Likewise, those of us with greater access to technology are either suffering from obesity or diseases caused by excessive consumption or resources made too abundantly available, too over-flavoured and too saturated with non-nutritious substitutes. By technology we are ‘fixing’ these problems through cosmetic surgery and other pointless medical procedures, all the while feeling sorry for ourselves even though these maladies could easily have been prevented.
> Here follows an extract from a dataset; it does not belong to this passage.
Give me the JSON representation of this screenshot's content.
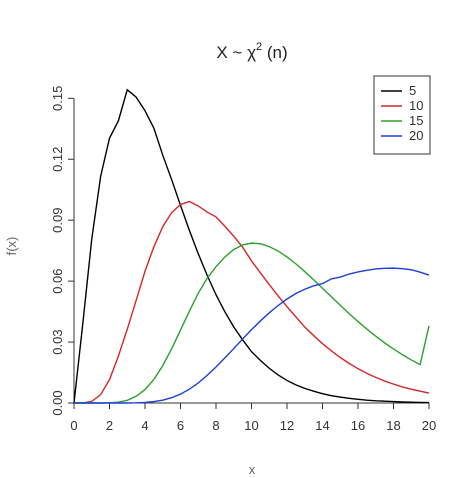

However, Huxley may be overstating his case. Today, we have reached the saturation point of stupidity and we are starting to realize that our excessive lifestyles will have a serious impact on our long-term survivability on this planet. We are now turning technology towards reviewing how it and we can cope with being less resource-hungry, such as through the development of new green initiatives in our industries. We have begun studies on our impact on our environment and are starting to see success in improving our situation through collective action. For example, since reducing our dependence on aerosols and CFCs, the once horrific hole in the ozone layer has since begun to close. Globalization has encouraged technology transfer between the nations along with education initiatives to ensure the transfer ‘takes’ and is used properly.

Conservation efforts on wildlife are being taken more seriously and initiatives like the Svalbard Global Seed Vault which prepares for major biodiversity disaster have been put in place. On the Internet, human beings are contacting one another at the personal level around the globe, so we ourselves are starting to understand and even influence each other as friends rather than as distant inscrutable “classes” of faceless people groups.

We have only recently arrived at this point in the development of our symbiosis with technology. There are still many abuses and many problems yet to even be addressed, but the fact that we have woken up from our tech-induced trance and are now starting to find ways to mitigate our excesses means that Huxley’s lament has not been in vain.